Tout commençait pourtant si bien. L’un après l’autre, des jeunes s’expriment le cœur ouvert, face à la caméra, dans un décor immaculé prouvant leur sincérité, avec des discours témoignant toute la difficulté ubuesque de toujours être un « vrai mec ». Ouvrant son œuvre comme un documentaire, le réalisateur Fabian Hernandèz choisit la simplicité pour aborder un sujet complexe : le sort de délinquants de Bogotá baignant dans la masculinité toxique, traitement placebo contre leur extrême pauvreté tant matérielle que psychologique. En quelques minutes, les fondations sont posées, remarquablement solides.
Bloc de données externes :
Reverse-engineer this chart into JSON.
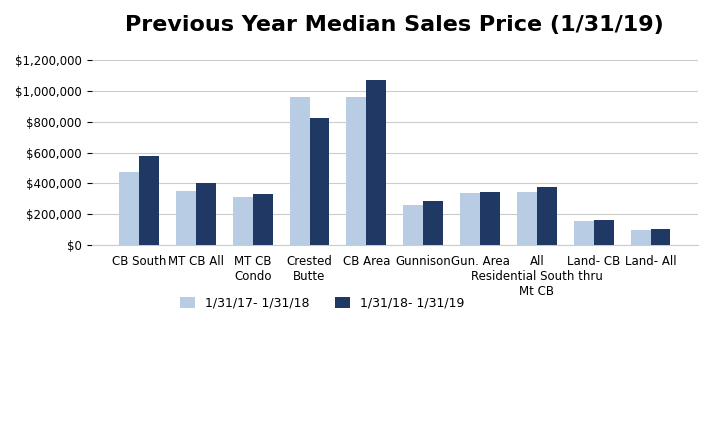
{
  "title": "Previous Year Median Sales Price (1/31/19)",
  "categories": [
    "CB South",
    "MT CB All",
    "MT CB\nCondo",
    "Crested\nButte",
    "CB Area",
    "Gunnison",
    "Gun. Area",
    "All\nResidential South thru\nMt CB",
    "Land- CB",
    "Land- All"
  ],
  "series1_label": "1/31/17- 1/31/18",
  "series2_label": "1/31/18- 1/31/19",
  "series1_values": [
    475000,
    350000,
    310000,
    962500,
    962500,
    257500,
    340000,
    345000,
    155000,
    100000
  ],
  "series2_values": [
    580000,
    400000,
    332500,
    825000,
    1075000,
    287500,
    347500,
    375000,
    163000,
    105000
  ],
  "color1": "#b8cce4",
  "color2": "#1f3864",
  "ylim": [
    0,
    1300000
  ],
  "yticks": [
    0,
    200000,
    400000,
    600000,
    800000,
    1000000,
    1200000
  ],
  "background_color": "#ffffff",
  "grid_color": "#cccccc",
  "title_fontsize": 16,
  "tick_fontsize": 8.5,
  "legend_fontsize": 9
}
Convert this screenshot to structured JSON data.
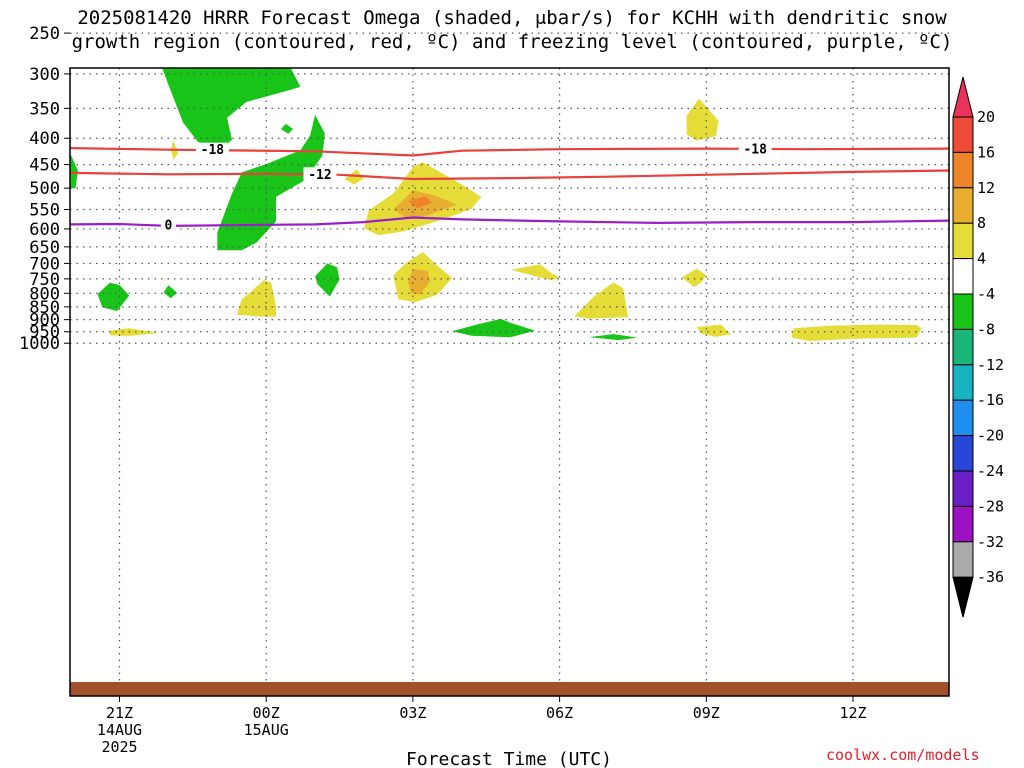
{
  "title": {
    "line1": "2025081420 HRRR Forecast Omega (shaded, μbar/s) for KCHH with dendritic snow",
    "line2": "growth region (contoured, red, ºC) and freezing level (contoured, purple, ºC)"
  },
  "credit": "coolwx.com/models",
  "colors": {
    "ground": "#a0522d",
    "temp_contour": "#e8403a",
    "freezing_contour": "#9a1ec8",
    "grid": "#555555"
  },
  "chart_data": {
    "type": "heatmap",
    "xlabel": "Forecast Time (UTC)",
    "ylabel": "",
    "x_range_hours": [
      -1,
      17
    ],
    "y_range_hPa": [
      1020,
      220
    ],
    "y_scale": "log-pressure",
    "grid": true,
    "x_ticks": [
      {
        "hour": 0,
        "label": "21Z",
        "sub1": "14AUG",
        "sub2": "2025"
      },
      {
        "hour": 3,
        "label": "00Z",
        "sub1": "15AUG",
        "sub2": ""
      },
      {
        "hour": 6,
        "label": "03Z",
        "sub1": "",
        "sub2": ""
      },
      {
        "hour": 9,
        "label": "06Z",
        "sub1": "",
        "sub2": ""
      },
      {
        "hour": 12,
        "label": "09Z",
        "sub1": "",
        "sub2": ""
      },
      {
        "hour": 15,
        "label": "12Z",
        "sub1": "",
        "sub2": ""
      }
    ],
    "y_ticks": [
      "250",
      "300",
      "350",
      "400",
      "450",
      "500",
      "550",
      "600",
      "650",
      "700",
      "750",
      "800",
      "850",
      "900",
      "950",
      "1000"
    ],
    "colorbar": {
      "labels": [
        "20",
        "16",
        "12",
        "8",
        "4",
        "-4",
        "-8",
        "-12",
        "-16",
        "-20",
        "-24",
        "-28",
        "-32",
        "-36"
      ],
      "colors": [
        "#e8345a",
        "#f04a38",
        "#ee8428",
        "#e8ae30",
        "#e6dc38",
        "#ffffff",
        "#18c418",
        "#18b678",
        "#16b4c0",
        "#1e8ef0",
        "#2846d8",
        "#6a1ec8",
        "#9e10c4",
        "#aaaaaa",
        "#000000"
      ]
    },
    "contours": [
      {
        "label": "-18",
        "color": "#e8403a",
        "points": [
          [
            -1,
            418
          ],
          [
            1,
            421
          ],
          [
            4,
            424
          ],
          [
            6,
            432
          ],
          [
            7,
            423
          ],
          [
            9,
            420
          ],
          [
            12,
            419
          ],
          [
            14,
            420
          ],
          [
            17,
            419
          ]
        ],
        "label_positions": [
          [
            1.9,
            421
          ],
          [
            13.0,
            419.5
          ]
        ]
      },
      {
        "label": "-12",
        "color": "#e8403a",
        "points": [
          [
            -1,
            467
          ],
          [
            1,
            470
          ],
          [
            3,
            469
          ],
          [
            4.5,
            471
          ],
          [
            6,
            480
          ],
          [
            8,
            478
          ],
          [
            10,
            475
          ],
          [
            13,
            469
          ],
          [
            15,
            465
          ],
          [
            17,
            462
          ]
        ],
        "label_positions": [
          [
            4.1,
            470
          ]
        ]
      },
      {
        "label": "0",
        "color": "#9a1ec8",
        "points": [
          [
            -1,
            588
          ],
          [
            0,
            587
          ],
          [
            1,
            592
          ],
          [
            3,
            589
          ],
          [
            4,
            588
          ],
          [
            5,
            582
          ],
          [
            6,
            570
          ],
          [
            7,
            575
          ],
          [
            9,
            580
          ],
          [
            11,
            584
          ],
          [
            13,
            582
          ],
          [
            15,
            582
          ],
          [
            17,
            578
          ]
        ],
        "label_positions": [
          [
            1.0,
            590
          ]
        ]
      }
    ],
    "regions": [
      {
        "value": -6,
        "color": "#18c418",
        "points": [
          [
            0.9,
            218
          ],
          [
            2.0,
            218
          ],
          [
            2.1,
            228
          ],
          [
            3.0,
            262
          ],
          [
            3.5,
            292
          ],
          [
            3.7,
            318
          ],
          [
            3.4,
            324
          ],
          [
            2.6,
            340
          ],
          [
            2.2,
            365
          ],
          [
            2.3,
            403
          ],
          [
            2.0,
            425
          ],
          [
            1.6,
            406
          ],
          [
            1.3,
            373
          ],
          [
            1.0,
            315
          ],
          [
            0.8,
            280
          ],
          [
            0.9,
            240
          ]
        ]
      },
      {
        "value": -6,
        "color": "#18c418",
        "points": [
          [
            2.0,
            660
          ],
          [
            2.0,
            610
          ],
          [
            2.3,
            512
          ],
          [
            2.5,
            466
          ],
          [
            3.0,
            449
          ],
          [
            3.7,
            422
          ],
          [
            3.9,
            395
          ],
          [
            4.0,
            360
          ],
          [
            4.2,
            392
          ],
          [
            4.15,
            432
          ],
          [
            3.8,
            482
          ],
          [
            3.2,
            520
          ],
          [
            3.2,
            580
          ],
          [
            2.8,
            638
          ],
          [
            2.5,
            660
          ]
        ]
      },
      {
        "value": -6,
        "color": "#18c418",
        "points": [
          [
            3.3,
            384
          ],
          [
            3.4,
            375
          ],
          [
            3.55,
            384
          ],
          [
            3.45,
            392
          ]
        ]
      },
      {
        "value": -6,
        "color": "#18c418",
        "points": [
          [
            -1.15,
            464
          ],
          [
            -1.0,
            430
          ],
          [
            -0.85,
            462
          ],
          [
            -0.9,
            500
          ],
          [
            -1.05,
            500
          ]
        ]
      },
      {
        "value": -6,
        "color": "#18c418",
        "points": [
          [
            -0.45,
            803
          ],
          [
            -0.2,
            763
          ],
          [
            0,
            771
          ],
          [
            0.2,
            808
          ],
          [
            -0.05,
            866
          ],
          [
            -0.35,
            852
          ]
        ]
      },
      {
        "value": -6,
        "color": "#18c418",
        "points": [
          [
            0.9,
            797
          ],
          [
            1.0,
            772
          ],
          [
            1.18,
            798
          ],
          [
            1.05,
            818
          ]
        ]
      },
      {
        "value": -6,
        "color": "#18c418",
        "points": [
          [
            4.0,
            741
          ],
          [
            4.25,
            700
          ],
          [
            4.45,
            712
          ],
          [
            4.5,
            752
          ],
          [
            4.3,
            812
          ],
          [
            4.05,
            768
          ]
        ]
      },
      {
        "value": -6,
        "color": "#18c418",
        "points": [
          [
            6.8,
            948
          ],
          [
            7.3,
            920
          ],
          [
            7.8,
            897
          ],
          [
            8.0,
            913
          ],
          [
            8.5,
            945
          ],
          [
            8.0,
            974
          ],
          [
            7.2,
            967
          ]
        ]
      },
      {
        "value": -6,
        "color": "#18c418",
        "points": [
          [
            9.6,
            973
          ],
          [
            10.1,
            960
          ],
          [
            10.6,
            975
          ],
          [
            10.2,
            986
          ]
        ]
      },
      {
        "value": 6,
        "color": "#e6dc38",
        "points": [
          [
            5.0,
            598
          ],
          [
            5.1,
            552
          ],
          [
            5.6,
            512
          ],
          [
            6.0,
            455
          ],
          [
            6.2,
            445
          ],
          [
            7.0,
            492
          ],
          [
            7.4,
            520
          ],
          [
            7.2,
            548
          ],
          [
            6.6,
            576
          ],
          [
            5.8,
            607
          ],
          [
            5.3,
            617
          ]
        ]
      },
      {
        "value": 10,
        "color": "#e8ae30",
        "points": [
          [
            5.6,
            550
          ],
          [
            6.0,
            505
          ],
          [
            6.4,
            515
          ],
          [
            6.9,
            538
          ],
          [
            6.3,
            565
          ],
          [
            5.9,
            574
          ]
        ]
      },
      {
        "value": 14,
        "color": "#ee8428",
        "points": [
          [
            5.9,
            530
          ],
          [
            6.25,
            518
          ],
          [
            6.4,
            533
          ],
          [
            6.1,
            547
          ]
        ]
      },
      {
        "value": 6,
        "color": "#e6dc38",
        "points": [
          [
            4.6,
            480
          ],
          [
            4.85,
            460
          ],
          [
            5.0,
            478
          ],
          [
            4.8,
            492
          ]
        ]
      },
      {
        "value": 6,
        "color": "#e6dc38",
        "points": [
          [
            1.05,
            420
          ],
          [
            1.1,
            404
          ],
          [
            1.2,
            428
          ],
          [
            1.1,
            440
          ]
        ]
      },
      {
        "value": 6,
        "color": "#e6dc38",
        "points": [
          [
            5.6,
            738
          ],
          [
            5.85,
            700
          ],
          [
            6.2,
            665
          ],
          [
            6.5,
            707
          ],
          [
            6.8,
            747
          ],
          [
            6.5,
            805
          ],
          [
            6.05,
            832
          ],
          [
            5.7,
            822
          ]
        ]
      },
      {
        "value": 10,
        "color": "#e8ae30",
        "points": [
          [
            5.9,
            760
          ],
          [
            6.0,
            718
          ],
          [
            6.3,
            723
          ],
          [
            6.35,
            760
          ],
          [
            6.15,
            804
          ],
          [
            5.95,
            800
          ]
        ]
      },
      {
        "value": 6,
        "color": "#e6dc38",
        "points": [
          [
            2.4,
            880
          ],
          [
            2.5,
            822
          ],
          [
            2.95,
            755
          ],
          [
            3.1,
            762
          ],
          [
            3.2,
            846
          ],
          [
            3.2,
            888
          ],
          [
            2.9,
            888
          ]
        ]
      },
      {
        "value": 6,
        "color": "#e6dc38",
        "points": [
          [
            8.0,
            720
          ],
          [
            8.6,
            703
          ],
          [
            8.8,
            727
          ],
          [
            9.0,
            748
          ],
          [
            8.8,
            754
          ]
        ]
      },
      {
        "value": 6,
        "color": "#e6dc38",
        "points": [
          [
            9.3,
            887
          ],
          [
            9.7,
            812
          ],
          [
            10.1,
            762
          ],
          [
            10.3,
            782
          ],
          [
            10.4,
            890
          ],
          [
            9.6,
            896
          ]
        ]
      },
      {
        "value": 6,
        "color": "#e6dc38",
        "points": [
          [
            11.5,
            745
          ],
          [
            11.8,
            717
          ],
          [
            12.0,
            738
          ],
          [
            11.9,
            762
          ],
          [
            11.75,
            778
          ]
        ]
      },
      {
        "value": 6,
        "color": "#e6dc38",
        "points": [
          [
            11.6,
            393
          ],
          [
            11.6,
            362
          ],
          [
            11.85,
            335
          ],
          [
            12.25,
            370
          ],
          [
            12.2,
            396
          ],
          [
            11.8,
            404
          ]
        ]
      },
      {
        "value": 6,
        "color": "#e6dc38",
        "points": [
          [
            11.8,
            930
          ],
          [
            12.3,
            920
          ],
          [
            12.5,
            960
          ],
          [
            12.2,
            972
          ],
          [
            11.9,
            958
          ]
        ]
      },
      {
        "value": 6,
        "color": "#e6dc38",
        "points": [
          [
            13.8,
            935
          ],
          [
            14.5,
            925
          ],
          [
            15.5,
            920
          ],
          [
            16.3,
            922
          ],
          [
            16.4,
            935
          ],
          [
            16.3,
            975
          ],
          [
            15.0,
            980
          ],
          [
            14.1,
            990
          ],
          [
            13.75,
            975
          ],
          [
            13.75,
            955
          ]
        ]
      },
      {
        "value": 6,
        "color": "#e6dc38",
        "points": [
          [
            -0.2,
            945
          ],
          [
            0.2,
            935
          ],
          [
            0.8,
            955
          ],
          [
            0.2,
            968
          ],
          [
            -0.2,
            965
          ]
        ]
      }
    ]
  }
}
Passée l’introduction, nous voilà propulsés dans la vie de Carlos (Felipe Ramirez), petit dealer taciturne qui vit à la petite semaine pour soutenir sa mère emprisonnée dont on ne verra jamais le visage et sa sœur Nicole (Juanita Carrillo Ortiz) qui se prostitue pour éponger ses dettes. Le protagoniste construit un récit initiatique à revers : si le début du film indique sa volonté profonde de s’intégrer dans un idéal d’un « vrai homme », chaque péripétie le forcera à ouvrir les yeux sur la cruauté d’un monde poursuivant un code d’honneur absurde. L’acteur principal détonne, non pas par son jeu bloqué dans une sempiternelle moue pensive, mais bien par son physique androgyne, à l’écart, trop fragile pour avoir le respect de son entourage. Il se couple à à une mise en scène sensible et juste, si proche de Carlos qu’il l’isole sauf dans les rares moments où le protagoniste laisse exprimer toute sa peine : la caméra s’éloigne, trop pudique devant un homme qui (enfin) pleure.
Pourtant, Un varòn peine à convaincre, cédant aux sirènes du misérabilisme puis d’un récit de gang sympathique mais faiblard. Mis à part Carlos, la plupart des personnages hantent cet univers sans jamais parvenir à s’incarner, tous trop unidimensionnels pour mieux condamner le virilisme du milieu. Si la plupart des scènes détaillent le quotidien de ces populations au bord du gouffre, le tout s’enfonce dans une monotonie paresseuse pour se conclure en queue de poisson. Surtout, c’est cette incapacité du film à approfondir ses propos, à rester dans un discours qu’il a balisé dès les premières minutes et qui guide le reste de l’œuvre comme un manuel scolaire. « Dans la rue, on a que nos vêtements sur le dos et notre parole » affirme-t-on au début : dans Un Varòn, on n’a qu’un acteur et un propos émacié.
Un Varòn / par Fabian Hernandez / avec Felipe Ramirez, Juanita Carrillo Ortiz, Diego Alexander Mayorga / Colombie / 1 h 22 / sortie le 15 mars 2023.